SOUTH KOREA - PUNK HERE IS LIKE IT IS EVERYWHERE ELSE
"I just have to say this: Korean society is just a bunch of fucking nationalists. We are all brought up to hate. Eighty percent of Korean men are stupid fascists." Yeong-jun is not a happy man. "This is our release!" he proclaims, nodding through the door of the Spot club, a backstreet hardcore hideout in the heart of Seoul, not long before he takes the stage with his band, Things We Say.
Downstairs, a fat guy in a cap is screaming, "WE ARE NOT FUCKING WASTE!" and everyone's wailing it back at him and his band, Crying Nut.
The world commonly perceives South Korea as enjoying its national prosperity (particularly when compared to their brothers in the North), but all is not well on the streets of Hongdae, the student district of downtown Seoul. Forced to deal with the pressures of conforming to the country's repressive conservative ideals, compulsory military service for all men, and an increasingly right-wing, power hungry government, they're fed up. All that stuff naturally leads to punk.
The Geeks, the helmsmen of Korean hardcore, play shows in the capital almost every weekend. "School culture here is terrible," says frontman Ki, an intelligent and articulate chap. "It's not about learning, it's about slotting you into a narrow box. Students study from 6 AM to 11 PM and all they're taught is to hate – hate Japan, hate anyone who is different."
Despite diplomatic efforts by governments of both countries in recent years (such as conjointly hosting the 2002 World Cup), Korea and Japan aren't the best of friends. Japan's never officially apologized for colonizing the Korean peninsula between 1909 and 1945, when the country committed atrocities and deeply suppressed native Korean culture. "At school, half the history book is dedicated to what Japan did to us," says Ki. "It's done with a negativity that breeds passive hatred in everyone. Of course people know better, but there is a fundamental bad atmosphere. We're trying to readdress the balance in the hardcore scene by constantly having Japanese bands play too."

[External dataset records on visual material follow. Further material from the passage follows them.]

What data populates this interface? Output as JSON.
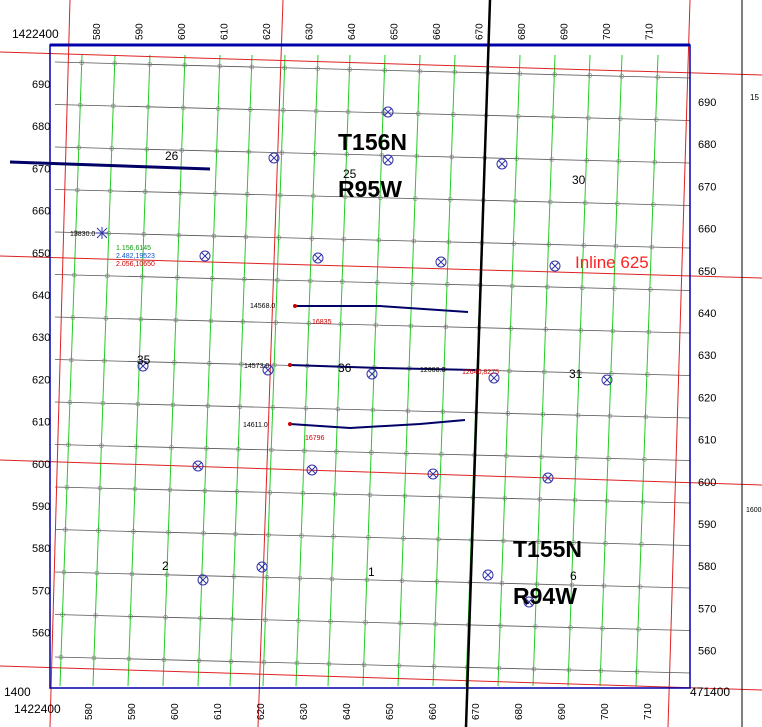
{
  "corner_labels": {
    "top_left": "1422400",
    "bottom_left_y": "1400",
    "bottom_left_x": "1422400",
    "bottom_right": "471400"
  },
  "top_ticks": [
    "580",
    "590",
    "600",
    "610",
    "620",
    "630",
    "640",
    "650",
    "660",
    "670",
    "680",
    "690",
    "700",
    "710"
  ],
  "bottom_ticks": [
    "580",
    "590",
    "600",
    "610",
    "620",
    "630",
    "640",
    "650",
    "660",
    "670",
    "680",
    "690",
    "700",
    "710"
  ],
  "left_ticks": [
    "690",
    "680",
    "670",
    "660",
    "650",
    "640",
    "630",
    "620",
    "610",
    "600",
    "590",
    "580",
    "570",
    "560"
  ],
  "right_ticks": [
    "690",
    "680",
    "670",
    "660",
    "650",
    "640",
    "630",
    "620",
    "610",
    "600",
    "590",
    "580",
    "570",
    "560"
  ],
  "edge_fragments": {
    "right_top": "15",
    "right_middle": "1600"
  },
  "sections": [
    "26",
    "25",
    "30",
    "35",
    "36",
    "31",
    "2",
    "1",
    "6"
  ],
  "townships": [
    {
      "t": "T156N",
      "r": "R95W"
    },
    {
      "t": "T155N",
      "r": "R94W"
    }
  ],
  "inline_label": "Inline 625",
  "well_labels": {
    "w1": "13830.0",
    "w1_a": "1.156,6145",
    "w1_b": "2.482,19523",
    "w1_c": "2.056,10650",
    "h1_start": "14568.0",
    "h1_end": "16835",
    "h2_start": "14573.0",
    "h2_mid": "12668.0",
    "h2_end": "12640,8275",
    "h3_start": "14611.0",
    "h3_end": "16796"
  },
  "colors": {
    "axis": "#0000aa",
    "gridline": "#555555",
    "crossline": "#22cc22",
    "section_line": "#dd2222",
    "inline_text": "#ff2222",
    "well_path": "#000066",
    "well_symbol": "#3333aa",
    "township_text": "#000000"
  }
}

Many people I talk to insist that the Korean hardcore scene is yet to develop a coherent political voice, and that it is still in its early stages of understanding what generates its frustrations. Rosa, one of the scene's most dedicated stalwarts, is in the front of every show, every night.
Rosa's responsible for Seoul's first grassroots fanzine to merge politics and punk rock. "I became interested in politics at school," she says. "I find it frustrating how so few young Koreans are engaged in anything. Punk is my escape from that – it is a retaliation against the slave-like work ethic, the lack of individuality, the lack of any real culture. All people do is drink and fight."
When The Geeks take the stage, the crowd roars. Ki draws a big X on the back of his hand. Drinking culture here is so out of control it makes European bingers look like they're solemnly celebrating mass with the Pope. That gets boring fast. So being straight-edge in Korea is a pretty potent life decision.
But more irritating than the drone of school life or the dullness of drinking culture, the nation's two years compulsory military service is the biggest thorn in Korean hardcore's side. The country's ardent militarism is at total odds with the country's rapid economic growth, mass-appropriation of Western values, and general sense of social stability.
"Military service was fucking awful," says Ki. "They teach you how to kill a man. You can't get out of it – if you try to avoid it you lose your Korean citizenship altogether. We're a nation of potential murderers. When I was in the service there was a big riot at the US Embassy and protestors were burning American flags. I was sent in there to repress them. I may not have wanted to, but if I didn't do my mandatory duty to my nation I'd be thrown into jail, so what was I supposed to do?"